The interviews were being held in a large room, full of other design agencies. This included elmwood and The Chase. I could see into the room through the full length glass windows and managed to spot the Thoughtful team. It’s quite strange recognising someone you’ve never actually met before. I also noticed that Thoughtful had chosen to bring some students along with them who they were currently working with as placements. I think it’s such a great idea to give them a chance to see so many people’s work.
Just before my interview, there was a talk from Ben Casey from The Chase about the D&AD exhibition. While it was very interesting to listen to him, as said before, there’s only so much you can say about such a small exhibition. Plus, I had to leave half way through because it was time for my interview.
I have to admit that I was a little nervous about the interview. I suppose I was treating it like a job interview in some respects. I’d shown my portfolio to other people before so it wasn’t the first time I’d done this, but every time is always different.
I sat down and Chris Jeffreys introduced himself to me, one of the guys from Thoughtful. He asked me if I minded if the three students sat in and looked through my work and I said I didn’t mind at all. It was quite interesting showing my work to four people instead of one.
As I began talking about my first piece of work – my Oxfam posters – Chris interrupted me saying “I’m sure I’ve seen these before”. “You have”, I said, “On my website”. “Oh, you’re Neil!”, he said, referring to the fact that I had been commenting on their blog.
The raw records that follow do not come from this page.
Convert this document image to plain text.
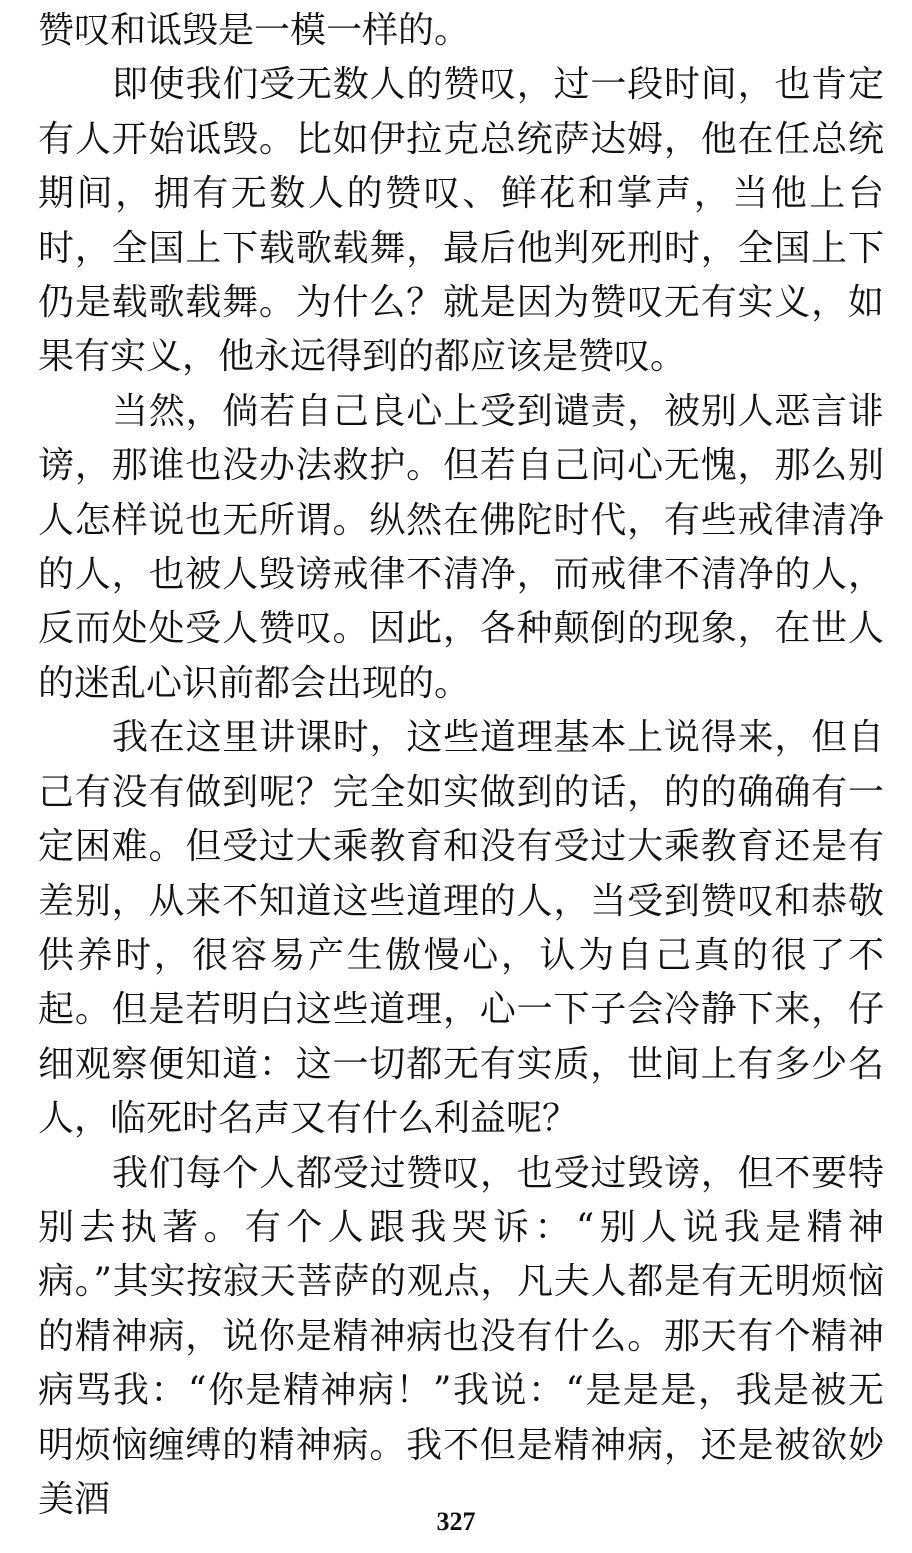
赞叹和诋毁是一模一样的。

即使我们受无数人的赞叹，过一段时间，也肯定有人开始诋毁。比如伊拉克总统萨达姆，他在任总统期间，拥有无数人的赞叹、鲜花和掌声，当他上台时，全国上下载歌载舞，最后他判死刑时，全国上下仍是载歌载舞。为什么？就是因为赞叹无有实义，如果有实义，他永远得到的都应该是赞叹。

当然，倘若自己良心上受到谴责，被别人恶言诽谤，那谁也没办法救护。但若自己问心无愧，那么别人怎样说也无所谓。纵然在佛陀时代，有些戒律清净的人，也被人毁谤戒律不清净，而戒律不清净的人，反而处处受人赞叹。因此，各种颠倒的现象，在世人的迷乱心识前都会出现的。

我在这里讲课时，这些道理基本上说得来，但自己有没有做到呢？完全如实做到的话，的的确确有一定困难。但受过大乘教育和没有受过大乘教育还是有差别，从来不知道这些道理的人，当受到赞叹和恭敬供养时，很容易产生傲慢心，认为自己真的很了不起。但是若明白这些道理，心一下子会冷静下来，仔细观察便知道：这一切都无有实质，世间上有多少名人，临死时名声又有什么利益呢？

我们每个人都受过赞叹，也受过毁谤，但不要特别去执著。有个人跟我哭诉：“别人说我是精神病。”其实按寂天菩萨的观点，凡夫人都是有无明烦恼的精神病，说你是精神病也没有什么。那天有个精神病骂我：“你是精神病！”我说：“是是是，我是被无明烦恼缠缚的精神病。我不但是精神病，还是被欲妙美酒

327
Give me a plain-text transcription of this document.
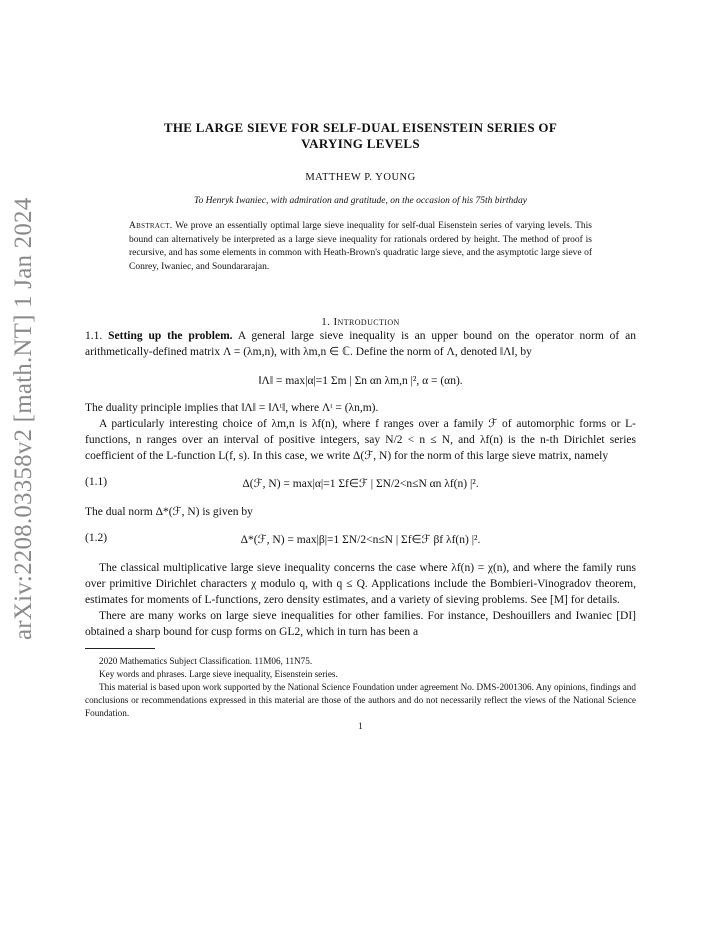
arXiv:2208.03358v2 [math.NT] 1 Jan 2024
THE LARGE SIEVE FOR SELF-DUAL EISENSTEIN SERIES OF
VARYING LEVELS
MATTHEW P. YOUNG
To Henryk Iwaniec, with admiration and gratitude, on the occasion of his 75th birthday
Abstract. We prove an essentially optimal large sieve inequality for self-dual Eisenstein series of varying levels. This bound can alternatively be interpreted as a large sieve inequality for rationals ordered by height. The method of proof is recursive, and has some elements in common with Heath-Brown's quadratic large sieve, and the asymptotic large sieve of Conrey, Iwaniec, and Soundararajan.
1. Introduction

1.1. Setting up the problem. A general large sieve inequality is an upper bound on the operator norm of an arithmetically-defined matrix Λ = (λm,n), with λm,n ∈ ℂ. Define the norm of Λ, denoted ‖Λ‖, by

‖Λ‖ = max|α|=1 Σm | Σn αn λm,n |², α = (αn).

The duality principle implies that ‖Λ‖ = ‖Λᵗ‖, where Λᵗ = (λn,m).

A particularly interesting choice of λm,n is λf(n), where f ranges over a family ℱ of automorphic forms or L-functions, n ranges over an interval of positive integers, say N/2 < n ≤ N, and λf(n) is the n-th Dirichlet series coefficient of the L-function L(f, s). In this case, we write Δ(ℱ, N) for the norm of this large sieve matrix, namely

(1.1)	Δ(ℱ, N) = max|α|=1 Σf∈ℱ | ΣN/2<n≤N αn λf(n) |².

The dual norm Δ*(ℱ, N) is given by

(1.2)	Δ*(ℱ, N) = max|β|=1 ΣN/2<n≤N | Σf∈ℱ βf λf(n) |².

The classical multiplicative large sieve inequality concerns the case where λf(n) = χ(n), and where the family runs over primitive Dirichlet characters χ modulo q, with q ≤ Q. Applications include the Bombieri-Vinogradov theorem, estimates for moments of L-functions, zero density estimates, and a variety of sieving problems. See [M] for details.

There are many works on large sieve inequalities for other families. For instance, Deshouillers and Iwaniec [DI] obtained a sharp bound for cusp forms on GL2, which in turn has been a

2020 Mathematics Subject Classification. 11M06, 11N75.
Key words and phrases. Large sieve inequality, Eisenstein series.
This material is based upon work supported by the National Science Foundation under agreement No. DMS-2001306. Any opinions, findings and conclusions or recommendations expressed in this material are those of the authors and do not necessarily reflect the views of the National Science Foundation.
1
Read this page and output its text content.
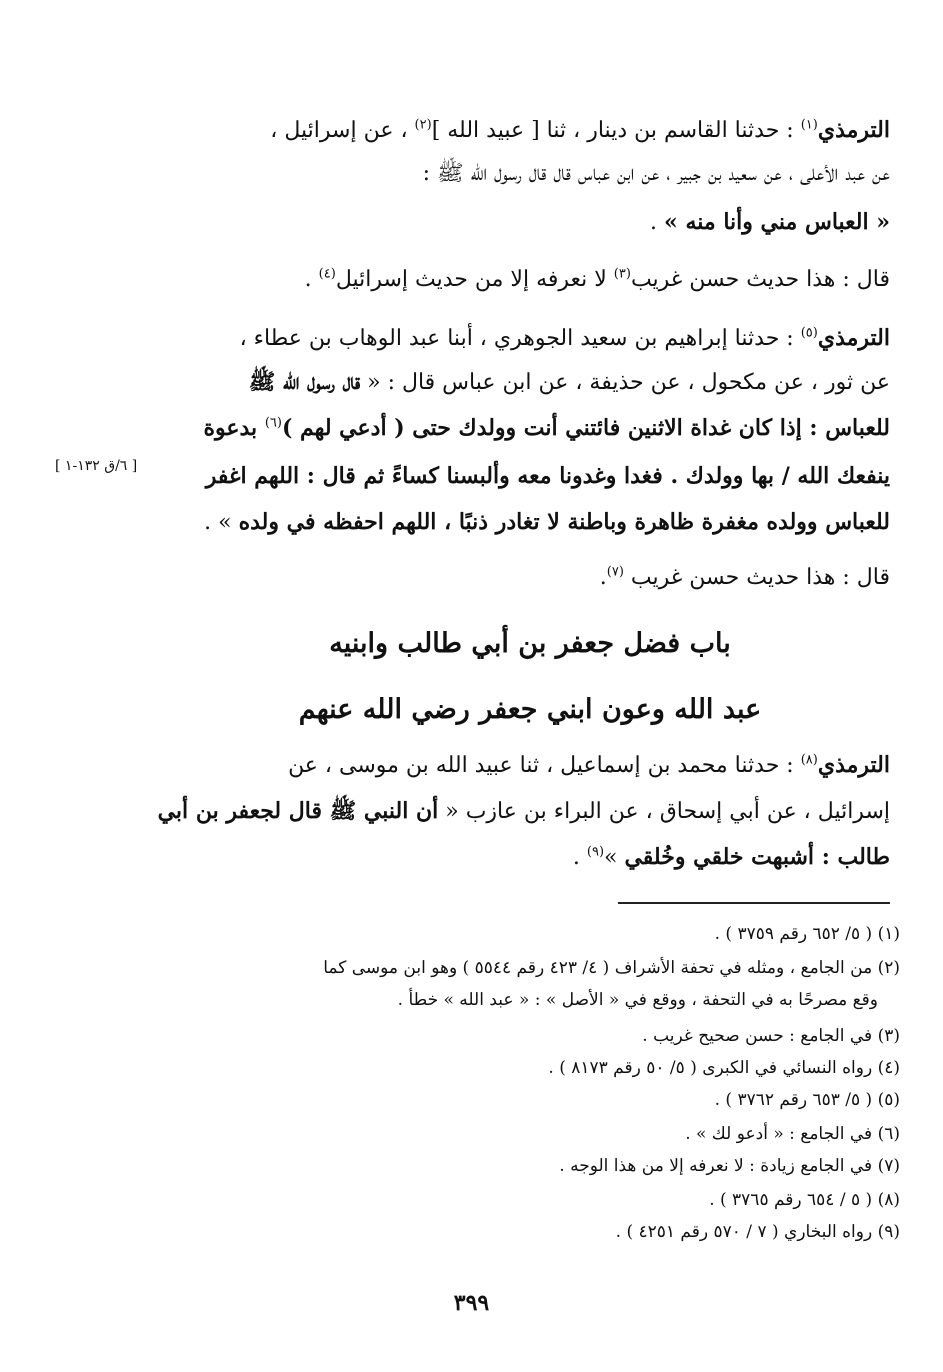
الترمذي$^{(١)}$ : حدثنا القاسم بن دينار ، ثنا [ عبيد الله ]$^{(٢)}$ ، عن إسرائيل ،
عن عبد الأعلى ، عن سعيد بن جبير ، عن ابن عباس قال قال رسول الله ﷺ :
« العباس مني وأنا منه » .
قال : هذا حديث حسن غريب$^{(٣)}$ لا نعرفه إلا من حديث إسرائيل$^{(٤)}$ .
الترمذي$^{(٥)}$ : حدثنا إبراهيم بن سعيد الجوهري ، أبنا عبد الوهاب بن عطاء ،
عن ثور ، عن مكحول ، عن حذيفة ، عن ابن عباس قال : « قال رسول الله ﷺ
للعباس : إذا كان غداة الاثنين فائتني أنت وولدك حتى ( أدعي لهم )$^{(٦)}$ بدعوة
ينفعك الله / بها وولدك . فغدا وغدونا معه وألبسنا كساءً ثم قال : اللهم اغفر
للعباس وولده مغفرة ظاهرة وباطنة لا تغادر ذنبًا ، اللهم احفظه في ولده » .
قال : هذا حديث حسن غريب $^{(٧)}$.
باب فضل جعفر بن أبي طالب وابنيه
عبد الله وعون ابني جعفر رضي الله عنهم
الترمذي$^{(٨)}$ : حدثنا محمد بن إسماعيل ، ثنا عبيد الله بن موسى ، عن
إسرائيل ، عن أبي إسحاق ، عن البراء بن عازب « أن النبي ﷺ قال لجعفر بن أبي
طالب : أشبهت خلقي وخُلقي »$^{(٩)}$ .
[ ٦/ق ١٣٢-١ ]
(١) ( ٥/ ٦٥٢ رقم ٣٧٥٩ ) .
(٢) من الجامع ، ومثله في تحفة الأشراف ( ٤/ ٤٢٣ رقم ٥٥٤٤ ) وهو ابن موسى كما
وقع مصرحًا به في التحفة ، ووقع في « الأصل » : « عبد الله » خطأ .
(٣) في الجامع : حسن صحيح غريب .
(٤) رواه النسائي في الكبرى ( ٥/ ٥٠ رقم ٨١٧٣ ) .
(٥) ( ٥/ ٦٥٣ رقم ٣٧٦٢ ) .
(٦) في الجامع : « أدعو لك » .
(٧) في الجامع زيادة : لا نعرفه إلا من هذا الوجه .
(٨) ( ٥ / ٦٥٤ رقم ٣٧٦٥ ) .
(٩) رواه البخاري ( ٧ / ٥٧٠ رقم ٤٢٥١ ) .
٣٩٩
It felt quite nice being known without having met Thoughtful and even nicer that they had taken the time to look through my work on my website.
Chris critiqued my work for 20 mintues, saying what was good and what was bad. He noted that one of the things that I could possibly add to the portfolio was the actual artefacts that I had produced, such as my 10×10 book. I very much agree with that and next time I have an interview will definitely bring it with me.
The 20 minutes flew over so quickly that it felt like I had only been sitting there for a few seconds. I think I was right to reduce the amount of work in my portfolio and ideally, perhaps should have reduced it even further because it did feel like I was rushing towards the end to make sure I got through it all. I think next time, ideally, I should have about 10 pieces of work instead of 15.
At the end of the critique, I thanked the four of them for their time and Chris gave me a book called “It’s Not How Good You Are, It’s How Good You Want To Be“. I think it’s such a nice gesture to offer everyone a free book, especially one which had obviously been thoughtfully selected. In return, I gave them my CD with my work on it, shook the hands of all four of them and said goodbye. My only regret is not being able to spend more time talking to them.
Thoughtful seem like, well, a thoughtful design agency to me. They come across as a company who are very easy to approach and I think that was reflected in my critique with them. I’ll be continuing to read their blog and see what else they get up to this year. Having the opportunity to discuss my work with them was a really useful experience and one which I hope I have many more of.